Uma proposta que pode autorizar ações militares para garantir a navegação internacional no Estreito de Ormuz deve ser analisada pelo Conselho de Segurança da ONU neste fim de semana.
O tema ganhou urgência após o bloqueio da rota pelo Irã e o aumento das tensões na região.
Impasse entre potências ameaça aprovação da medida
O projeto de resolução, apresentado pelo Bahrein, enfrenta forte resistência de membros permanentes do Conselho. China, Rússia e França já sinalizaram que não apoiam qualquer autorização para uso da força — o que pode barrar o texto por meio de veto.
Para ser aprovado, o documento precisa de pelo menos nove votos favoráveis e não pode ser bloqueado por nenhum dos cinco membros permanentes.
Proposta prevê “todos os meios necessários” para garantir navegação
O texto em discussão abre caminho para que países adotem medidas consideradas necessárias para proteger embarcações comerciais na região. A autorização teria validade inicial de seis meses.
A iniciativa surge em resposta ao bloqueio imposto pelo Irã, que controla parte estratégica da passagem e tem intensificado ações contra navios, incluindo ataques e instalação de minas navais.
Estreito de Ormuz é vital para o petróleo global
Localizado entre o Golfo Pérsico e o Golfo de Omã, o Estreito de Ormuz é uma das rotas mais importantes do planeta para o transporte de energia.
Cerca de 20% do petróleo e gás consumidos mundialmente passam pela região, com origem em países como Arábia Saudita, Iraque, Kuwait e Catar.
Crise já impacta preços e aumenta tensão internacional
O bloqueio da rota marítima tem provocado efeitos diretos na economia global. O preço do barril de petróleo ultrapassou a marca de US$ 100, impulsionado pelo temor de desabastecimento e riscos à logística internacional.
Além disso, custos com transporte e seguros marítimos também registram alta, ampliando a preocupação entre países dependentes da importação de energia.
Divergências giram em torno do uso da força
O principal ponto de discordância entre os países é a autorização explícita para ações militares.

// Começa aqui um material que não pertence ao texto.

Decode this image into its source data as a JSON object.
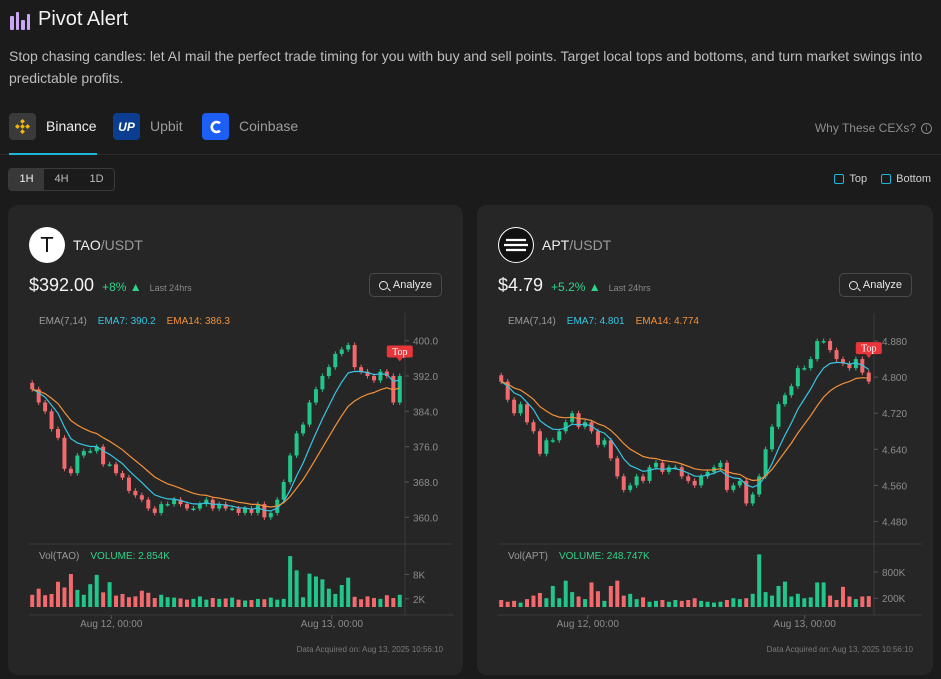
{
  "header": {
    "title": "Pivot Alert",
    "description": "Stop chasing candles: let AI mail the perfect trade timing for you with buy and sell points. Target local tops and bottoms, and turn market swings into predictable profits."
  },
  "exchanges": {
    "tabs": [
      {
        "label": "Binance",
        "active": true,
        "icon": "binance-icon"
      },
      {
        "label": "Upbit",
        "active": false,
        "icon": "upbit-icon"
      },
      {
        "label": "Coinbase",
        "active": false,
        "icon": "coinbase-icon"
      }
    ],
    "why_link": "Why These CEXs?"
  },
  "timeframes": {
    "options": [
      "1H",
      "4H",
      "1D"
    ],
    "selected": "1H"
  },
  "filters": {
    "top_label": "Top",
    "bottom_label": "Bottom"
  },
  "cards": [
    {
      "symbol": "TAO",
      "quote": "/USDT",
      "logo_glyph": "T",
      "price": "$392.00",
      "change": "+8%",
      "period": "Last 24hrs",
      "analyze_label": "Analyze",
      "ema_label": "EMA(7,14)",
      "ema7_label": "EMA7: 390.2",
      "ema14_label": "EMA14: 386.3",
      "vol_label": "Vol(TAO)",
      "volume_label": "VOLUME: 2.854K",
      "acquired": "Data Acquired on: Aug 13, 2025 10:56:10",
      "top_marker": "Top",
      "chart_data": {
        "type": "candlestick",
        "price_ticks": [
          "400.0",
          "392.0",
          "384.0",
          "376.0",
          "368.0",
          "360.0"
        ],
        "price_tick_values": [
          400,
          392,
          384,
          376,
          368,
          360
        ],
        "price_range": [
          356,
          404
        ],
        "volume_ticks": [
          "8K",
          "2K"
        ],
        "volume_tick_values": [
          8000,
          2000
        ],
        "volume_range": [
          0,
          14000
        ],
        "x_labels": [
          "Aug 12, 00:00",
          "Aug 13, 00:00"
        ],
        "x_label_positions": [
          0.22,
          0.81
        ],
        "top_index": 60,
        "close": [
          389,
          386,
          384,
          380,
          378,
          371,
          370,
          374,
          375,
          375,
          376,
          372,
          372,
          370,
          369,
          366,
          365,
          364,
          362,
          361,
          363,
          363,
          364,
          363,
          362,
          362,
          363,
          364,
          362,
          363,
          362,
          362,
          361,
          362,
          361,
          363,
          360,
          361,
          364,
          368,
          374,
          379,
          381,
          386,
          389,
          392,
          394,
          397,
          398,
          399,
          394,
          393,
          392,
          391,
          393,
          392,
          386,
          392
        ],
        "volume": [
          3000,
          4500,
          2900,
          3200,
          6200,
          4800,
          8100,
          4200,
          3000,
          5600,
          7900,
          3600,
          6100,
          2800,
          3200,
          2400,
          2600,
          4000,
          3500,
          2200,
          3000,
          2400,
          2300,
          2100,
          1800,
          2000,
          2600,
          1800,
          2200,
          2000,
          2100,
          2300,
          1800,
          1600,
          1700,
          2000,
          1900,
          2300,
          1800,
          2000,
          12500,
          9000,
          2400,
          8200,
          7500,
          6800,
          4500,
          3200,
          5400,
          7200,
          2500,
          1900,
          2600,
          2200,
          2000,
          2900,
          2200,
          3000
        ]
      }
    },
    {
      "symbol": "APT",
      "quote": "/USDT",
      "logo_glyph": "≡",
      "price": "$4.79",
      "change": "+5.2%",
      "period": "Last 24hrs",
      "analyze_label": "Analyze",
      "ema_label": "EMA(7,14)",
      "ema7_label": "EMA7: 4.801",
      "ema14_label": "EMA14: 4.774",
      "vol_label": "Vol(APT)",
      "volume_label": "VOLUME: 248.747K",
      "acquired": "Data Acquired on: Aug 13, 2025 10:56:10",
      "top_marker": "Top",
      "chart_data": {
        "type": "candlestick",
        "price_ticks": [
          "4.880",
          "4.800",
          "4.720",
          "4.640",
          "4.560",
          "4.480"
        ],
        "price_tick_values": [
          4.88,
          4.8,
          4.72,
          4.64,
          4.56,
          4.48
        ],
        "price_range": [
          4.45,
          4.92
        ],
        "volume_ticks": [
          "800K",
          "200K"
        ],
        "volume_tick_values": [
          800000,
          200000
        ],
        "volume_range": [
          0,
          1300000
        ],
        "x_labels": [
          "Aug 12, 00:00",
          "Aug 13, 00:00"
        ],
        "x_label_positions": [
          0.24,
          0.82
        ],
        "top_index": 59,
        "close": [
          4.79,
          4.75,
          4.72,
          4.74,
          4.7,
          4.68,
          4.63,
          4.66,
          4.66,
          4.68,
          4.7,
          4.72,
          4.69,
          4.7,
          4.68,
          4.65,
          4.66,
          4.62,
          4.58,
          4.55,
          4.56,
          4.58,
          4.57,
          4.6,
          4.61,
          4.59,
          4.6,
          4.6,
          4.58,
          4.57,
          4.56,
          4.58,
          4.59,
          4.6,
          4.61,
          4.55,
          4.56,
          4.57,
          4.52,
          4.54,
          4.58,
          4.64,
          4.69,
          4.74,
          4.76,
          4.78,
          4.82,
          4.82,
          4.84,
          4.88,
          4.88,
          4.86,
          4.84,
          4.83,
          4.82,
          4.84,
          4.81,
          4.79
        ],
        "volume": [
          160000,
          120000,
          140000,
          100000,
          180000,
          260000,
          320000,
          200000,
          480000,
          200000,
          600000,
          340000,
          240000,
          180000,
          560000,
          360000,
          140000,
          480000,
          600000,
          260000,
          300000,
          180000,
          220000,
          120000,
          140000,
          160000,
          120000,
          160000,
          140000,
          160000,
          200000,
          140000,
          120000,
          100000,
          120000,
          160000,
          200000,
          180000,
          200000,
          300000,
          1200000,
          340000,
          260000,
          480000,
          580000,
          240000,
          300000,
          200000,
          220000,
          560000,
          560000,
          260000,
          160000,
          460000,
          240000,
          180000,
          240000,
          248000
        ]
      }
    }
  ],
  "colors": {
    "up": "#22c58a",
    "down": "#f26a6e",
    "ema7": "#37c6e4",
    "ema14": "#f2913a",
    "accent": "#1fb6d8",
    "top_marker": "#e8353a"
  }
}
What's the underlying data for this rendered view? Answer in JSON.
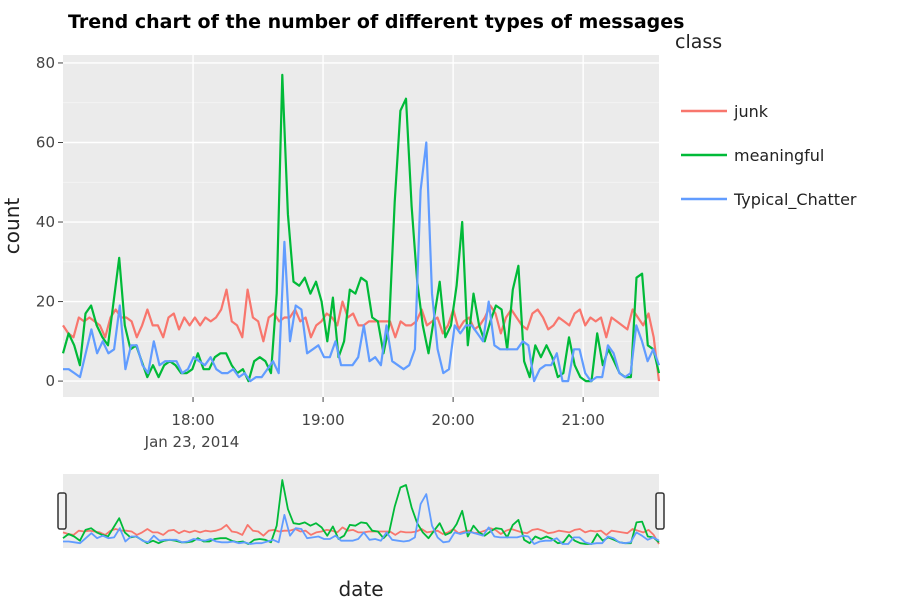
{
  "chart_data": {
    "type": "line",
    "title": "Trend chart of the number of different types of messages",
    "xlabel": "date",
    "ylabel": "count",
    "x_tick_labels": [
      "18:00",
      "19:00",
      "20:00",
      "21:00"
    ],
    "x_tick_sublabel": "Jan 23, 2014",
    "y_tick_labels": [
      "0",
      "20",
      "40",
      "60",
      "80"
    ],
    "ylim": [
      -4,
      82
    ],
    "x_start": "2014-01-23 17:00",
    "x_end": "2014-01-23 21:35",
    "interval_minutes": 2.5,
    "grid": true,
    "legend": {
      "title": "class",
      "position": "right"
    },
    "range_slider": true,
    "series": [
      {
        "name": "junk",
        "color": "#F8766D",
        "values": [
          14,
          12,
          11,
          16,
          15,
          16,
          15,
          14,
          11,
          16,
          18,
          16,
          16,
          15,
          11,
          14,
          18,
          14,
          14,
          11,
          16,
          17,
          13,
          16,
          14,
          16,
          14,
          16,
          15,
          16,
          18,
          23,
          15,
          14,
          11,
          23,
          16,
          15,
          10,
          16,
          17,
          15,
          16,
          16,
          18,
          15,
          16,
          11,
          14,
          15,
          17,
          16,
          14,
          20,
          16,
          17,
          14,
          14,
          15,
          15,
          15,
          15,
          15,
          11,
          15,
          14,
          14,
          15,
          18,
          14,
          15,
          16,
          12,
          14,
          18,
          13,
          15,
          16,
          13,
          14,
          16,
          19,
          17,
          12,
          16,
          18,
          16,
          14,
          13,
          17,
          18,
          16,
          13,
          14,
          16,
          15,
          14,
          17,
          18,
          14,
          16,
          15,
          16,
          11,
          16,
          15,
          14,
          13,
          18,
          16,
          14,
          17,
          11,
          0
        ]
      },
      {
        "name": "meaningful",
        "color": "#00BA38",
        "values": [
          7,
          12,
          9,
          4,
          17,
          19,
          14,
          11,
          9,
          20,
          31,
          14,
          8,
          9,
          5,
          1,
          4,
          1,
          4,
          5,
          4,
          2,
          2,
          3,
          7,
          3,
          3,
          6,
          7,
          7,
          4,
          2,
          3,
          0,
          5,
          6,
          5,
          2,
          22,
          77,
          42,
          25,
          24,
          26,
          22,
          25,
          20,
          10,
          21,
          6,
          10,
          23,
          22,
          26,
          25,
          16,
          15,
          7,
          14,
          45,
          68,
          71,
          44,
          25,
          14,
          7,
          16,
          25,
          11,
          14,
          24,
          40,
          9,
          22,
          14,
          10,
          15,
          19,
          18,
          8,
          23,
          29,
          5,
          1,
          9,
          6,
          9,
          6,
          1,
          2,
          11,
          4,
          1,
          0,
          0,
          12,
          4,
          8,
          5,
          2,
          1,
          1,
          26,
          27,
          9,
          8,
          2
        ]
      },
      {
        "name": "Typical_Chatter",
        "color": "#619CFF",
        "values": [
          3,
          3,
          2,
          1,
          7,
          13,
          7,
          10,
          7,
          8,
          19,
          3,
          9,
          9,
          4,
          2,
          10,
          4,
          5,
          5,
          5,
          2,
          3,
          6,
          5,
          4,
          6,
          3,
          2,
          2,
          3,
          1,
          2,
          0,
          1,
          1,
          3,
          5,
          2,
          35,
          10,
          19,
          18,
          7,
          8,
          9,
          6,
          6,
          10,
          4,
          4,
          4,
          6,
          14,
          5,
          6,
          4,
          14,
          5,
          4,
          3,
          4,
          8,
          48,
          60,
          22,
          8,
          2,
          3,
          14,
          12,
          14,
          14,
          12,
          10,
          20,
          9,
          8,
          8,
          8,
          8,
          10,
          9,
          0,
          3,
          4,
          4,
          7,
          0,
          0,
          8,
          8,
          2,
          0,
          1,
          1,
          9,
          7,
          2,
          1,
          2,
          14,
          10,
          5,
          8,
          4
        ]
      }
    ]
  }
}
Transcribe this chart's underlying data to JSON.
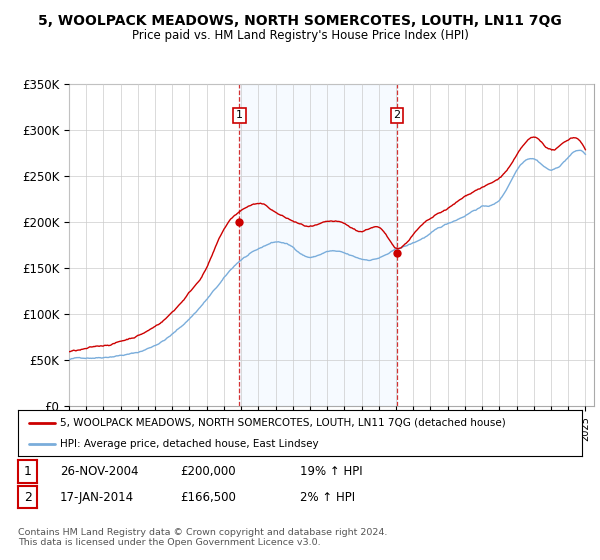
{
  "title": "5, WOOLPACK MEADOWS, NORTH SOMERCOTES, LOUTH, LN11 7QG",
  "subtitle": "Price paid vs. HM Land Registry's House Price Index (HPI)",
  "ylim": [
    0,
    350000
  ],
  "yticks": [
    0,
    50000,
    100000,
    150000,
    200000,
    250000,
    300000,
    350000
  ],
  "ytick_labels": [
    "£0",
    "£50K",
    "£100K",
    "£150K",
    "£200K",
    "£250K",
    "£300K",
    "£350K"
  ],
  "xlim_start": 1995.0,
  "xlim_end": 2025.5,
  "sale1_x": 2004.9,
  "sale1_y": 200000,
  "sale2_x": 2014.05,
  "sale2_y": 166500,
  "sale_color": "#cc0000",
  "hpi_color": "#7aaddb",
  "shade_color": "#ddeeff",
  "legend_label_red": "5, WOOLPACK MEADOWS, NORTH SOMERCOTES, LOUTH, LN11 7QG (detached house)",
  "legend_label_blue": "HPI: Average price, detached house, East Lindsey",
  "table_row1": [
    "1",
    "26-NOV-2004",
    "£200,000",
    "19% ↑ HPI"
  ],
  "table_row2": [
    "2",
    "17-JAN-2014",
    "£166,500",
    "2% ↑ HPI"
  ],
  "footer": "Contains HM Land Registry data © Crown copyright and database right 2024.\nThis data is licensed under the Open Government Licence v3.0.",
  "background_color": "#ffffff",
  "grid_color": "#cccccc"
}
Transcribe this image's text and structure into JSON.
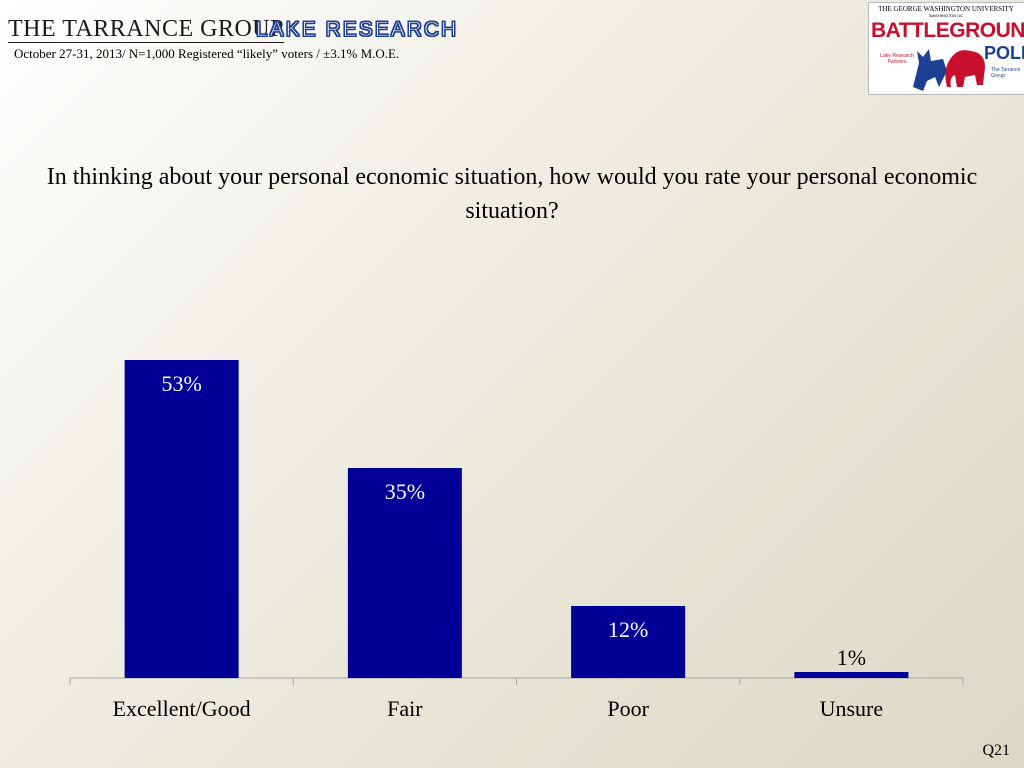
{
  "header": {
    "brand_left": "THE TARRANCE GROUP",
    "brand_right": "LAKE RESEARCH",
    "subtitle": "October 27-31, 2013/ N=1,000 Registered “likely” voters / ±3.1% M.O.E."
  },
  "logo": {
    "university": "THE GEORGE WASHINGTON UNIVERSITY",
    "location": "WASHINGTON DC",
    "battleground": "BATTLEGROUND",
    "poll": "POLL",
    "partner_left": "Lake Research Partners",
    "partner_right": "The Tarrance Group"
  },
  "question": "In thinking about your personal economic situation, how would you rate your personal economic situation?",
  "footer": {
    "ref": "Q21"
  },
  "colors": {
    "bar": "#000099",
    "axis": "#a6a6a6",
    "label_inside": "#ffffff",
    "label_outside": "#000000"
  },
  "chart_data": {
    "type": "bar",
    "categories": [
      "Excellent/Good",
      "Fair",
      "Poor",
      "Unsure"
    ],
    "values": [
      53,
      35,
      12,
      1
    ],
    "data_labels": [
      "53%",
      "35%",
      "12%",
      "1%"
    ],
    "ylim": [
      0,
      60
    ],
    "grid": false,
    "legend": "none"
  }
}
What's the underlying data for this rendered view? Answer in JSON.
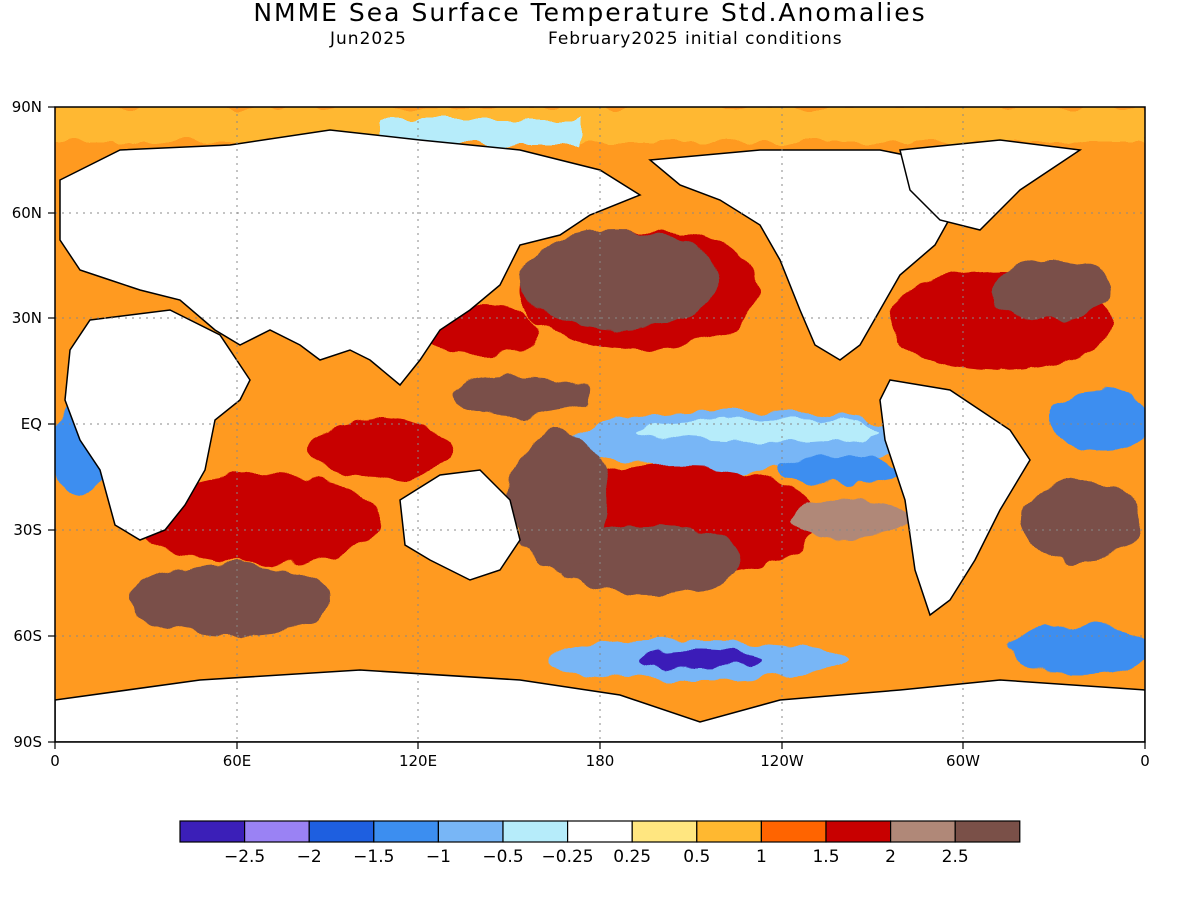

Representantes de China avaliam que a medida pode ampliar o conflito e gerar consequências imprevisíveis.
Já o presidente da França, Emmanuel Macron, classificou a proposta como inviável diante do risco de ataques e da presença militar iraniana na região.
Países do Golfo pressionam por resposta imediata
Na liderança do Conselho neste momento, o Bahrein defende uma reação firme diante das ações iranianas, classificadas como ameaças diretas à segurança internacional e ao comércio global.
Na avaliação de analistas, porém, a iniciativa tem mais peso político do que prático, já que os países da região dependem do apoio dos Estados Unidos para qualquer ação militar de maior escala.
Cenário segue indefinido
Enquanto o Conselho de Segurança busca um consenso, o Irã mantém a posição de continuar controlando o tráfego na região, inclusive após o fim das hostilidades.
A falta de um plano claro para reabrir o estreito aumenta a incerteza global e mantém o mercado de energia sob forte pressão.